PHAROS: Pipelined Heterogeneous Accelerators for Real-time Safety-critical Systems With Deadline Compliance
This addresses safety-critical applications like smart transportation where schedulability guarantees are essential for system safety, representing an incremental advance in real-time HA design.
The paper tackles the problem of designing heterogeneous accelerators for safety-critical real-time systems by introducing PHAROS, a framework that incorporates preemption mechanisms and schedulability analysis, resulting in more feasible configurations and improved real-time performance compared to throughput-oriented baselines.
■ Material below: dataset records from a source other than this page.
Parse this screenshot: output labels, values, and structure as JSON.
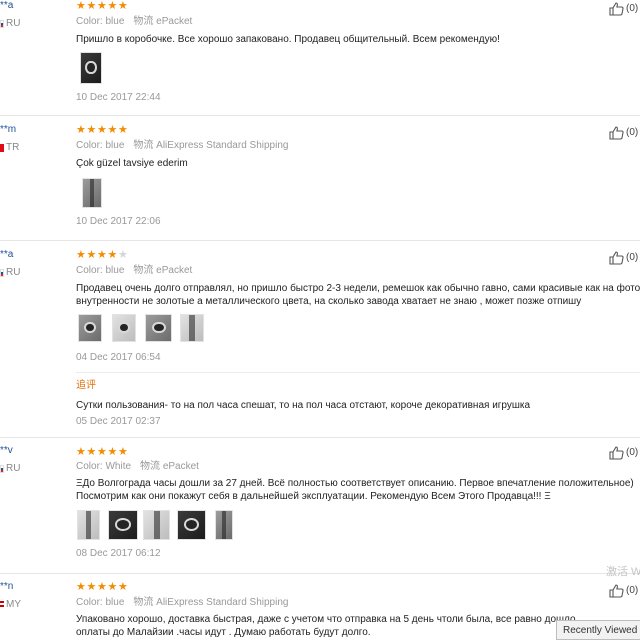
{
  "reviews": [
    {
      "user": "**a",
      "country": "RU",
      "stars": 5,
      "color_label": "Color:",
      "color": "blue",
      "shipping_label": "物流",
      "shipping": "ePacket",
      "text": [
        "Пришло в коробочке. Все хорошо запаковано. Продавец общительный. Всем рекомендую!"
      ],
      "date": "10 Dec 2017 22:44",
      "likes": "(0)"
    },
    {
      "user": "**m",
      "country": "TR",
      "stars": 5,
      "color_label": "Color:",
      "color": "blue",
      "shipping_label": "物流",
      "shipping": "AliExpress Standard Shipping",
      "text": [
        "Çok güzel tavsiye ederim"
      ],
      "date": "10 Dec 2017 22:06",
      "likes": "(0)"
    },
    {
      "user": "**a",
      "country": "RU",
      "stars": 4,
      "color_label": "Color:",
      "color": "blue",
      "shipping_label": "物流",
      "shipping": "ePacket",
      "text": [
        "Продавец очень долго отправлял, но пришло быстро 2-3 недели, ремешок как обычно гавно, сами красивые как на фото,",
        "внутренности не золотые а металлического цвета, на сколько завода хватает не знаю , может позже отпишу"
      ],
      "date": "04 Dec 2017 06:54",
      "followup": {
        "label": "追评",
        "text": "Сутки пользования- то на пол часа спешат, то на пол часа отстают, короче декоративная игрушка",
        "date": "05 Dec 2017 02:37"
      },
      "likes": "(0)"
    },
    {
      "user": "**v",
      "country": "RU",
      "stars": 5,
      "color_label": "Color:",
      "color": "White",
      "shipping_label": "物流",
      "shipping": "ePacket",
      "text": [
        "ΞДо Волгограда часы дошли за 27 дней. Всё полностью соответствует описанию. Первое впечатление положительное)",
        "Посмотрим как они покажут себя в дальнейшей эксплуатации. Рекомендую Всем Этого Продавца!!! Ξ"
      ],
      "date": "08 Dec 2017 06:12",
      "likes": "(0)"
    },
    {
      "user": "**n",
      "country": "MY",
      "stars": 5,
      "color_label": "Color:",
      "color": "blue",
      "shipping_label": "物流",
      "shipping": "AliExpress Standard Shipping",
      "text": [
        "Упаковано хорошо, доставка быстрая, даже с учетом что отправка на 5 день чтоли была, все равно дошло",
        "оплаты до Малайзии .часы идут . Думаю работать будут долго."
      ],
      "likes": "(0)"
    }
  ],
  "watermark": "激活 W",
  "recently_viewed": "Recently Viewed",
  "colors": {
    "star": "#f28c00",
    "username": "#1f4f9a",
    "followup_label": "#e0700a",
    "meta_text": "#999999"
  }
}
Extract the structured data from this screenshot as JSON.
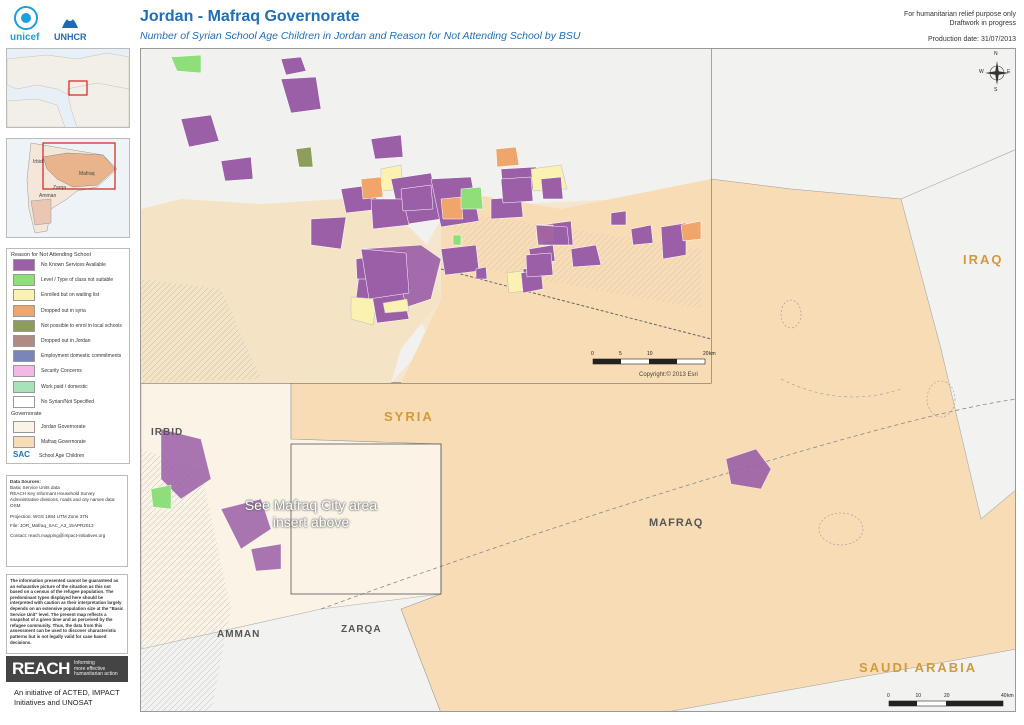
{
  "header": {
    "logo_unicef": "unicef",
    "logo_unhcr": "UNHCR",
    "title": "Jordan - Mafraq Governorate",
    "subtitle": "Number of Syrian School Age Children in Jordan and Reason for Not Attending School by BSU",
    "note_line1": "For humanitarian relief purpose only",
    "note_line2": "Draftwork in progress",
    "production_date": "Production date: 31/07/2013"
  },
  "inset_locator": {
    "label_mafraq": "Mafraq",
    "label_amman": "Amman",
    "label_zarqa": "Zarqa",
    "label_irbid": "Irbid"
  },
  "legend": {
    "title": "Reason for Not Attending School",
    "items": [
      {
        "label": "No Known Services Available",
        "color": "#9b5fa8"
      },
      {
        "label": "Level / Type of class not suitable",
        "color": "#8ede7a"
      },
      {
        "label": "Enrolled but on waiting list",
        "color": "#fbf2b2"
      },
      {
        "label": "Dropped out in syria",
        "color": "#f0a56a"
      },
      {
        "label": "Not possible to enrol in local schools",
        "color": "#8e9c5c"
      },
      {
        "label": "Dropped out in Jordan",
        "color": "#b08b86"
      },
      {
        "label": "Employment domestic commitments",
        "color": "#7b86b8"
      },
      {
        "label": "Security Concerns",
        "color": "#f5b6e8"
      },
      {
        "label": "Work paid / domestic",
        "color": "#a6e3b9"
      },
      {
        "label": "No Syrian/Not Specified",
        "color": "#ffffff"
      }
    ],
    "gov_title": "Governorate",
    "gov_items": [
      {
        "label": "Jordan Governorate",
        "color": "#fbf4e6"
      },
      {
        "label": "Mafraq Governorate",
        "color": "#f8dcb6"
      }
    ],
    "sac_abbrev": "SAC",
    "sac_label": "School Age Children"
  },
  "sources": {
    "heading": "Data Sources:",
    "line1": "Basic Service Units data",
    "line2": "REACH Key Informant Household Survey",
    "line3": "Administrative divisions, roads and city names data:",
    "line4": "OSM",
    "projection": "Projection: WGS 1984 UTM Zone 37N",
    "file": "File: JOR_Mafraq_SAC_A3_15APR2013",
    "contact": "Contact: reach.mapping@impact-initiatives.org"
  },
  "disclaimer": "The information presented cannot be guaranteed as an exhaustive picture of the situation as this not based on a census of the refugee population. The predominant types displayed here should be interpreted with caution as their interpretation largely depends on an extensive population size at the \"Basic Service Unit\" level. The present map reflects a snapshot of a given time and as perceived by the refugee community. Thus, the data from this assessment can be used to discover characteristic patterns but is not legally valid for case based decisions.",
  "reach": {
    "logo": "REACH",
    "tag1": "Informing",
    "tag2": "more effective",
    "tag3": "humanitarian action",
    "initiative1": "An initiative of ACTED, IMPACT",
    "initiative2": "Initiatives and UNOSAT"
  },
  "map": {
    "label_iraq": "IRAQ",
    "label_syria": "SYRIA",
    "label_mafraq": "MAFRAQ",
    "label_saudi": "SAUDI ARABIA",
    "label_amman": "AMMAN",
    "label_zarqa": "ZARQA",
    "label_irbid": "IRBID",
    "insert_note_1": "See Mafraq City area",
    "insert_note_2": "insert above",
    "copyright": "Copyright:© 2013 Esri",
    "compass_n": "N",
    "compass_s": "S",
    "compass_e": "E",
    "compass_w": "W",
    "inset_scale_ticks": [
      "0",
      "5",
      "10",
      "20"
    ],
    "inset_scale_unit": "km",
    "main_scale_ticks": [
      "0",
      "10",
      "20",
      "40"
    ],
    "main_scale_unit": "km"
  }
}
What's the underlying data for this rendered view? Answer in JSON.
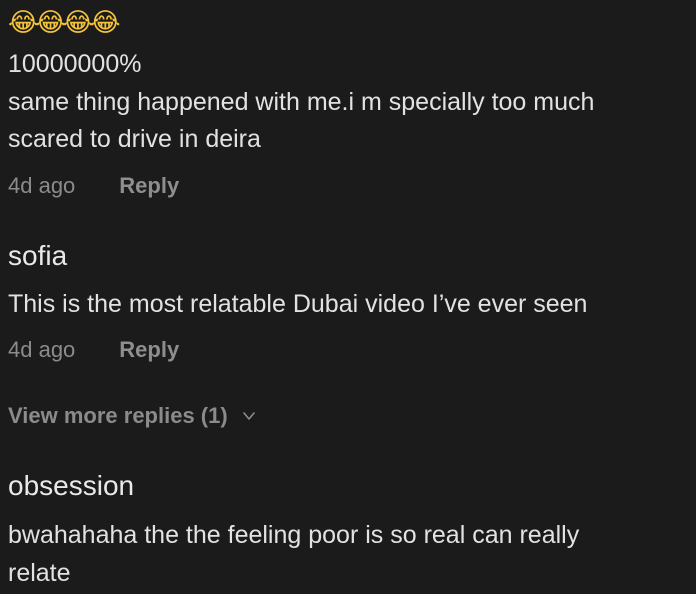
{
  "comments": [
    {
      "emoji": "😂😂😂😂",
      "lines": [
        "10000000%",
        "same thing happened with me.i m specially too much",
        "scared to drive in deira"
      ],
      "time": "4d ago",
      "reply_label": "Reply"
    },
    {
      "username": "sofia",
      "text": "This is the most relatable Dubai video I’ve ever seen",
      "time": "4d ago",
      "reply_label": "Reply",
      "view_more_label": "View more replies (1)"
    },
    {
      "username": "obsession",
      "lines": [
        "bwahahaha the the feeling poor is so real can really",
        "relate"
      ]
    }
  ],
  "icons": {
    "view_more": "chevron-down-icon",
    "emoji": "tears-of-joy-emoji"
  }
}
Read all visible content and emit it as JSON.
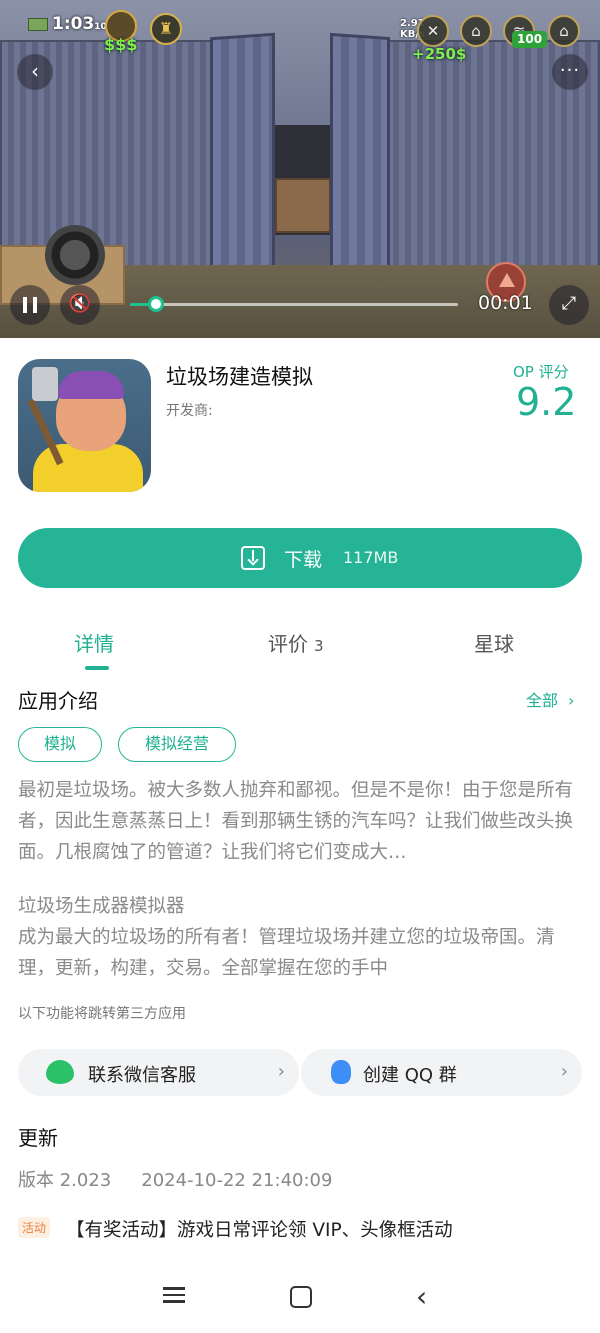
{
  "video": {
    "hud": {
      "cash": "1:03",
      "cash_suffix": "10",
      "dollars": "$$$",
      "net_speed": "2.91\nKB/s",
      "income": "+250$",
      "battery": "100"
    },
    "time": "00:01",
    "progress": 0.08
  },
  "app": {
    "title": "垃圾场建造模拟",
    "developer": "开发商:",
    "score_label": "OP 评分",
    "score": "9.2"
  },
  "download": {
    "label": "下载",
    "size": "117MB"
  },
  "tabs": [
    {
      "label": "详情",
      "count": ""
    },
    {
      "label": "评价",
      "count": "3"
    },
    {
      "label": "星球",
      "count": ""
    }
  ],
  "intro": {
    "title": "应用介绍",
    "all_link": "全部",
    "tags": [
      "模拟",
      "模拟经营"
    ],
    "description": "最初是垃圾场。被大多数人抛弃和鄙视。但是不是你！由于您是所有者，因此生意蒸蒸日上！看到那辆生锈的汽车吗？让我们做些改头换面。几根腐蚀了的管道？让我们将它们变成大…",
    "subheading": "垃圾场生成器模拟器",
    "body": "成为最大的垃圾场的所有者！管理垃圾场并建立您的垃圾帝国。清理，更新，构建，交易。全部掌握在您的手中",
    "third_party_note": "以下功能将跳转第三方应用"
  },
  "contacts": [
    {
      "label": "联系微信客服",
      "icon": "wechat-icon"
    },
    {
      "label": "创建 QQ 群",
      "icon": "qq-icon"
    }
  ],
  "update": {
    "title": "更新",
    "version": "版本 2.023",
    "date": "2024-10-22 21:40:09",
    "badge": "活动",
    "event": "【有奖活动】游戏日常评论领 VIP、头像框活动"
  },
  "colors": {
    "accent": "#20b191",
    "button": "#25b596"
  }
}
Spatially partitioned heterogeneous accelerators (HAs) are increasingly adopted in embedded systems for their performance and flexibility. Yet most existing HA design frameworks optimize primarily for throughput or quality-of-service (QoS) metrics. They often overlook safety-critical real-time requirements, including hardware support for predictable execution, real-time-aware design space exploration (DSE), and rigorous schedulability analysis. These requirements are essential in safety-critical applications such as smart transportation, where schedulability guarantees directly affect system safety. To address this gap, we present PHAROS, a real-time-centric HA design framework. PHAROS introduces preemption mechanisms and scheduler designs for spatially partitioned HAs under first-in-first-out (FIFO) and earliest-deadline-first (EDF) policies. Leveraging modern real-time theory, we further develop a soft real-time (SRT) schedulability-oriented DSE with objectives and constraints tailored to SRT schedulability. Through comprehensive modeling, analysis, and evaluation across diverse applications, we show that PHAROS's DSE discovers more feasible configurations for a broader range of task sets than throughput-oriented DSE baselines while delivering improved real-time performance. We also provide response-time analyses for the supported scheduling algorithms.